The planet has always been changing: current patterns of biodiversity are the result of past environmental conditions and ecological and evolutionary constraints (Benton 2010; Clarke & Crame 2010; Lyons et al. 2010). However, current rates and sources of change pose scientists and people in general with new challenges (Chown 2010; Jackson 2010). We must incorporate change into the way we view biodiversity, and learn to distinguish between necessary change and change we should aim to avoid or at the very least mitigate. Extinction per se is an inevitable (and perhaps necessary) process in the balance of the biological diversity contained in the world. It is the mass extinction currently underway, caused by overexploitation of natural resources, that needs to worry us. Similarly, environmental change has always been prevalent, and has helped shape biodiversity patterns of today. In contrast, never before has a single species driven such profound changes to the habitats, composition and climate of the planet. To deal with the challenges raised by these large-scale and intense modifications of the planet, we need to develop quantitative tools to quantify (Chao et al. 2010; Gotelli et al. 2010; Magurran & Henderson 2010) and understand (Colwell & Rangel 2010; Dornelas 2010) change; we must document change at multiple scales of space, time and organizational levels (Morris 2010; White et al. 2010; Womack et al. 2010); and we must develop management tools that take change into account (Mace et al. 2010; MacNeil et al. 2010).

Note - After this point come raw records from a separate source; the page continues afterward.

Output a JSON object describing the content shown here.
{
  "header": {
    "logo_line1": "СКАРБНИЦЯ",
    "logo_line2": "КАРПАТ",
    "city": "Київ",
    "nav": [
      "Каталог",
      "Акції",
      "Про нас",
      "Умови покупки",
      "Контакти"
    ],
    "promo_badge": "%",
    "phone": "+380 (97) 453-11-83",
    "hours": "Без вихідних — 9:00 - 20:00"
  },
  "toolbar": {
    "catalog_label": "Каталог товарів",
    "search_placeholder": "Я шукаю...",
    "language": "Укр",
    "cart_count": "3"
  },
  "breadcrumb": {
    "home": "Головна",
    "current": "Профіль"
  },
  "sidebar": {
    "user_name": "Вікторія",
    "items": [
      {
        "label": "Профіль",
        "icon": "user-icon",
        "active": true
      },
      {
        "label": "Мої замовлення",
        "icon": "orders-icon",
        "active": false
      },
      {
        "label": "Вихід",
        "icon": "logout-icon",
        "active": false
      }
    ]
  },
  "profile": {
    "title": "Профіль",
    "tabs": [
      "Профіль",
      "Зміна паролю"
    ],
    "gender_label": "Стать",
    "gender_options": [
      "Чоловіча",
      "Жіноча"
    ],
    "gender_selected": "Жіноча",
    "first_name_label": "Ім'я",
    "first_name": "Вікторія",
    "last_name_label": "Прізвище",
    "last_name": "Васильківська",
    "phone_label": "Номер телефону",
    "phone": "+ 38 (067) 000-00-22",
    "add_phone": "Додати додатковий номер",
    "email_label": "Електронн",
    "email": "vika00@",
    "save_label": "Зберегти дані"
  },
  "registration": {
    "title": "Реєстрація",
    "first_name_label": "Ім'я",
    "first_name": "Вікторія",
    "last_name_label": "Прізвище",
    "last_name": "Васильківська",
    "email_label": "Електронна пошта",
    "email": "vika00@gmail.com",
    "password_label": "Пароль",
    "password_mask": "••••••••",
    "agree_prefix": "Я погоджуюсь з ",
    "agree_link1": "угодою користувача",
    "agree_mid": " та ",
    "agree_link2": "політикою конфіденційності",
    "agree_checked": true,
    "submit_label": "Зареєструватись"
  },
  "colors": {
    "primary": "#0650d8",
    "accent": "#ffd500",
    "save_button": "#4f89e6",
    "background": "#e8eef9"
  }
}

Se vogliamo che tutto rimanga come è, bisogna che tutto cambi!
If we want things to stay as they are, everything must change!
(Tomasi di Lampedusa, Il Gattopardo)
We thank all authors and referees for their contributions, and for helping us meet the tight deadlines involved in the issue. We also want to thank Claire Rawlinson and Joanna Bolesworth for their help in making this issue available in time for the discussion meeting.
One contribution of 16 to a Discussion Meeting Issue ‘Biological diversity in a changing world’.